That was one ‘State of Emergency’ too far. After Mayor Robert Quaiff declared to the world last week that Prince Edward County was submerged under water and too frail to fill our own sandbags—visitors began calling and cancelling plans to visit the County. County businesses were forced to divert resources and time to reassuring prospective visitors that no, in fact, this island wasn’t sinking.
It is a fiasco. Not the water—but the ill-considered comments spewed by our mayor to every news outlet that would put a microphone in his face. This self-inflicted damage may well cost the County economy more than he might have hoped to extract from the province in this ploy. Worse, it’s becoming a pattern.
There is no question that folks are enduring hardship as a result of the recent rain and encroaching lake water. And it deserves a municipal response. What we don’t need, however, is our Mayor running around dizzy from the sudden demand for his opinion, speaking on behalf of the County to the CBC radio or television news crews complaining that our population is so old and decrepit that we can’t fill our own sandbags. Or that we might be gurgling our last breath before slipping underwater.
Everything about his interview with Wei Chen on CBC Radio last Wednesday morning was terrible. Quaiff began by confirming the interviewer’s perception the County was incapable of protecting itself from the deluge because we are old and helpless.
“Prince Edward County is way above the provincial average,” said Quaiff, oblivious, it seems, to how this would sound to folks deciding the fate of our schools. “One of my concerns is having those individuals doing their own sandbagging and carrying their own bags.”
Chen helpfully underlined the point urging listeners across southern Ontario to consider travelling to the County to volunteer filling our sandbags— for these poor feeble folks unable to protect our own property. Wow.
Destructive freelancing by our current mayor is becoming a habit. Achievements gained in developing the economy and the County’s brand over the past two decades are being eroded by the mayor’s recklessness. Instead of promoting and marketing the County—our economic development team are instead forced to triage the damage from Mayor Quaiff’s latest comments.
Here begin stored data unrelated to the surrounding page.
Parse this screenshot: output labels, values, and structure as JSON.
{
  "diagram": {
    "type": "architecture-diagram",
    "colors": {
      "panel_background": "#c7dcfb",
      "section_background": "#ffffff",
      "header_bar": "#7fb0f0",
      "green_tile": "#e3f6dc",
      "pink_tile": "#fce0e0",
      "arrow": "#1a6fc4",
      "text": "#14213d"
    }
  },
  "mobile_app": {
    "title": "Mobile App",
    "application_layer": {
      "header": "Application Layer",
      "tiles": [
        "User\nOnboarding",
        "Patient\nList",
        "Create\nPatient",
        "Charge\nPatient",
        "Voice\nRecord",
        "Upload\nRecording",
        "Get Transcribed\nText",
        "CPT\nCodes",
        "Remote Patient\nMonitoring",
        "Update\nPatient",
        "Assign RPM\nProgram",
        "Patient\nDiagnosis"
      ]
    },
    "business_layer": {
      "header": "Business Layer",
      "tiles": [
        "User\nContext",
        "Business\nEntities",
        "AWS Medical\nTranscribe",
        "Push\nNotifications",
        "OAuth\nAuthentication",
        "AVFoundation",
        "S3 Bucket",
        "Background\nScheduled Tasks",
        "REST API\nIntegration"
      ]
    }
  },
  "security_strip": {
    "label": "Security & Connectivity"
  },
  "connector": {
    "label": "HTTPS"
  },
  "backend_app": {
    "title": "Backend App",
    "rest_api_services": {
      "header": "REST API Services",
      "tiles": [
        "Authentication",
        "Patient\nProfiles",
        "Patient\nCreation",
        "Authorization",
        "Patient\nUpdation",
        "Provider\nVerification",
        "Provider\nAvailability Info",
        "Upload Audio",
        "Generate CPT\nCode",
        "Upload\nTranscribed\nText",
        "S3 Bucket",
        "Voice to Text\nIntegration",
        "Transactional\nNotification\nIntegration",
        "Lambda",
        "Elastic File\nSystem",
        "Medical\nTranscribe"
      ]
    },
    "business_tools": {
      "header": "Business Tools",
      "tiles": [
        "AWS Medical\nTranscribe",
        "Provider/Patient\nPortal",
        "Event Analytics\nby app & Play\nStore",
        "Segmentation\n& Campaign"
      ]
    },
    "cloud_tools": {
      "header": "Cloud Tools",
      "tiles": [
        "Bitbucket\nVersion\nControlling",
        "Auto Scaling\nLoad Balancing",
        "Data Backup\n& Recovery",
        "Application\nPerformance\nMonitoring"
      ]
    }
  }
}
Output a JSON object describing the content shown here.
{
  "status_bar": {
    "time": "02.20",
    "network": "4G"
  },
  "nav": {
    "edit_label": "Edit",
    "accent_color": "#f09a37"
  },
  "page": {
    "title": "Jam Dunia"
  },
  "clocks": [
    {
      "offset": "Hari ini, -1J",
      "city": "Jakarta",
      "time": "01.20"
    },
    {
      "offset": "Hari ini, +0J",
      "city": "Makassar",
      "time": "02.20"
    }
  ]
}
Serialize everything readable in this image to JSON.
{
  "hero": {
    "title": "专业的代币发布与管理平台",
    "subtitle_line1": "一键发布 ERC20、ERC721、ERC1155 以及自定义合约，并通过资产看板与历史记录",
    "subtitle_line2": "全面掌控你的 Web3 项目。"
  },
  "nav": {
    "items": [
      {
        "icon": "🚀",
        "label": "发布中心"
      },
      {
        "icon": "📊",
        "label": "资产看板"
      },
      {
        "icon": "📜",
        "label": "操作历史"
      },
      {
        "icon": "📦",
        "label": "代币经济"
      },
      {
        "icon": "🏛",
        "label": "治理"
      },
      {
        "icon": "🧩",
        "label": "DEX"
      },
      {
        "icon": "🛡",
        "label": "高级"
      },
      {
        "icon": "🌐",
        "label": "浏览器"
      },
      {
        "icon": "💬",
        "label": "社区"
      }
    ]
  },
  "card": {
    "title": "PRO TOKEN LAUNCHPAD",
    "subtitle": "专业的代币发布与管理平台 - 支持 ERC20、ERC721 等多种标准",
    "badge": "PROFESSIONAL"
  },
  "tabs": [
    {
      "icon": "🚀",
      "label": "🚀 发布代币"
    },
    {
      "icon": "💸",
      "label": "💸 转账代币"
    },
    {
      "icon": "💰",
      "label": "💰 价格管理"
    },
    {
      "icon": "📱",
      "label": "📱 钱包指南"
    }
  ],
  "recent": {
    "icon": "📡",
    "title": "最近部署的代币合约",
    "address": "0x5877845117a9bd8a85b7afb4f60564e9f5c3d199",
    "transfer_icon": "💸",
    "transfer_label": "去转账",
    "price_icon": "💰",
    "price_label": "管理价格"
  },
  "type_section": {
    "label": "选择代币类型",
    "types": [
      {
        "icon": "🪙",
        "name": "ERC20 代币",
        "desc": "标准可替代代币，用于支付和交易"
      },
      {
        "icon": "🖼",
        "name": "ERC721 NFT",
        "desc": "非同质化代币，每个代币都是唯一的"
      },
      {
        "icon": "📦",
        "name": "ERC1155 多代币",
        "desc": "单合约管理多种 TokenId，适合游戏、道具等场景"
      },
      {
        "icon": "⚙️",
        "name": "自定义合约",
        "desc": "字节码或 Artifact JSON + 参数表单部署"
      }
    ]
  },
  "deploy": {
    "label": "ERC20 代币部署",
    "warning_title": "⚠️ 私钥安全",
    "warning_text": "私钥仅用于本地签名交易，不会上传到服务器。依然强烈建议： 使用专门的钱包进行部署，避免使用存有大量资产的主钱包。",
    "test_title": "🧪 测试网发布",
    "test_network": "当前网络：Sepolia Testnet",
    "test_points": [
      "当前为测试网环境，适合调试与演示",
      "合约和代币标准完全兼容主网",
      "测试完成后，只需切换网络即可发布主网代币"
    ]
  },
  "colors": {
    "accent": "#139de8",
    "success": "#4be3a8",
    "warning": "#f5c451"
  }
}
This weekend should have been a big weekend for the County as the annual Terroir festival celebrated the growing and important wine sector. Prince Edward County has become a beacon for the growing market segment focused on extracting natural goodness from the land, adding value in preparation and processing and marketing fine food products far and wide.
But attendance was surely affected by the news that our mayor had declared a state of emergency for Prince Edward County. As were the accomodation businesses, the wineries, the craft brewers and the restaurants.
Some suggestions, Mr. Mayor.
- Get some media training.
Don’t go near another microphone until you sit down with professionals to understand the risks and rewards of what you hope to say. Not until you understand the message you want to leave, how to do that and how to avoid messages that damage this economy should you speak into another microphone.
It’s only a few weeks ago that he agreed with a Belleville radio interviewer that the County was Disney World to Quinte’s Orlando. It is an idiotic comparison and served to reinforce a message our northern accommodations providers revel in.
Protecting the value of the County’s brand is not the job of an amateur. If you are speaking for this community and economy—learn some media basics.
- Save “State of Emergency” declarations for circumstances that justify it.
There is nothing in the statements from Shire Hall or information it produced that suggests this is anything other than a means to extract money and resources from senior levels of government. Leave aside the cynical political calculations—how many times do you figure you can cry wolf before these agencies stop listening?
- Consult with your council and your economic development team before taking such drastic steps.
In this way, you can better assess the pros and cons before telling the world the County is so old and broken it can’t take care of itself.
Toronto was heaped with scorn when Mayor Lastman called in the army to save the city from a snowstorm in 1999. Sadly, this is our Mel Lastman moment.